Another very important reef-associated group were demersal organisms, that can be included into the “reef origin” category, since they emerge in vast amounts from the Tamandaré reef tops at nocturnal high tides [30]. Alldredge and King [70] reported that demersal organisms migrate vertically at short distances. They observed that 80% of the total demersal fauna, especially those of smaller size (< 2 mm), remained 30 cm above the bottom, which is probably due to another type of selective pressure more important than predation, such as water column feeding, reproduction and dispersal [70]. In relation to dispersion, migrating short distances prevents demersals from being taken to the open sea during low tide, where food is scarce and there is no shelter.
Zooplankton exhibits a distinct behavior according to its environment and classification by origin in the reef environment cannot always be easily distinguished, especially for species that inhabit both neritic and estuarine environments. Further studies on the effective contribution of organisms from estuaries to shallow coastal reefs are needed to understand how this influence occurs.
Carbon mass by groups
The highest percentage, in units of carbon mass, in Tamandaré reefs was composed of groups of neritic and estuarine (neritic/estuarine) origin, constituting an important carbon source for upper trophic levels.
The carbon mass of zooplankton at coral reefs is generally much higher at night [12]. This is due to the behavior of demersal organisms that are vertically migrating after dark, pelagic zooplankton entering reefs from the open sea, spawning of some groups such as corals and cessation of predation by visual planktivores such as fish [4,5,6,7,8,9,10,11,12,13,14,15]. However, on the shallow reefs of Tamandaré, the contribution of demersal organisms (i.e., Amphipoda and Cumacea) and the zooplankton of neritic environment was very low.
Total biomass values found in this study were much higher than in studies with pump samplers (mesh 40 μm) near the reefs at night in the Caribbean Sea during summer (3.4 mg C m−3) and for reefs at South Florida (11.8 mg C m−3) [11, 21]. These highly oligotrophic sites, unlike the Tamandaré reefs, have no estuarine influence.
Holoplanktonic organisms were dominant at the reefs of Tamandaré, highlighted by the great abundance of planktonic copepods, which is an important community in many coral reefs [9, 11, 21]. However, they contributed with only 52% of the total carbon mass in Tamandaré reefs, when compared to a Caribbean reef where 68% of the total carbon mass were copepods [11]. This was because the copepods that were dominant at Tamandaré, such as P. crassirostris, D. oculata and O. hebes, have very small body sizes (500 to 600 μm) when compared to species commonly found in other reefs. These animals of larger size contribute with higher carbon mass [9, 21]. Small-sized organisms (100–200 μm) did not show differences in biomass between day and night at Red Sea reefs [12].

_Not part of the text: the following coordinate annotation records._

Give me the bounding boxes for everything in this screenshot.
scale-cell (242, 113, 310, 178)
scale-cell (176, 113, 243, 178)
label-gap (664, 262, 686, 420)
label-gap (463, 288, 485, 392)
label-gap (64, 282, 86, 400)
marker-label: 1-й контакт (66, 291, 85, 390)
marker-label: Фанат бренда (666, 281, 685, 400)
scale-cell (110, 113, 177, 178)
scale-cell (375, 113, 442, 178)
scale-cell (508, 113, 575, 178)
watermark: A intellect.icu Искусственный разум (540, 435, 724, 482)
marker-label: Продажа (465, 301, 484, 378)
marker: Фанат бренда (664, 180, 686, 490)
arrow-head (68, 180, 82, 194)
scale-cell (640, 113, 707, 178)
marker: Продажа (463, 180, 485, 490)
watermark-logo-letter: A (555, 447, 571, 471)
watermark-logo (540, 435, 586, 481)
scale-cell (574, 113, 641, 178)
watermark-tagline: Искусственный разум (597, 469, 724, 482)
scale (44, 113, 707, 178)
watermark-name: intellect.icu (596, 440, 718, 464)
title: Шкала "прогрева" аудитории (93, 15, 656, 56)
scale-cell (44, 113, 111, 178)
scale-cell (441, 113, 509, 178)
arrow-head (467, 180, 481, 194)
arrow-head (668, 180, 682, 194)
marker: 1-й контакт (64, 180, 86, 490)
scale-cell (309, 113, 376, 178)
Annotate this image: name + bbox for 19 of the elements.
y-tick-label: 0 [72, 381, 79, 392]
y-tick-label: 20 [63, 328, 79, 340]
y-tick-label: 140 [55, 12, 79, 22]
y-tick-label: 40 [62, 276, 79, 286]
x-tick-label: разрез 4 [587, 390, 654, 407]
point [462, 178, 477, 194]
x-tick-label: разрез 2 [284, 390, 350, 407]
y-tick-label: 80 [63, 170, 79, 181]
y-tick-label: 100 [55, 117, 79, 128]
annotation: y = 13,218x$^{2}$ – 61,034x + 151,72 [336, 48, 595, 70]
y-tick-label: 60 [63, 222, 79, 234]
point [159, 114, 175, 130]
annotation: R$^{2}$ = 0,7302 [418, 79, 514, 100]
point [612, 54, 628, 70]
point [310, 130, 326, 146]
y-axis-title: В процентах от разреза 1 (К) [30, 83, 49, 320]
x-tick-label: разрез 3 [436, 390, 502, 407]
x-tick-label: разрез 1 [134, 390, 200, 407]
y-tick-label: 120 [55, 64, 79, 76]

The high values of carbon mass found at reef edges compared to channels were also explained to the great participation of groups such as Foraminifera, which are generally caught in resuspension [12] caused by tidal currents that wash the reefs. Another factor was a possible “reproductive peak” of copepods during the study period, leading to a high production rate of copepod eggs and nauplii. Although these nauplii were abundant at the sampling sites, they contributed very little to the biomass [11, 71].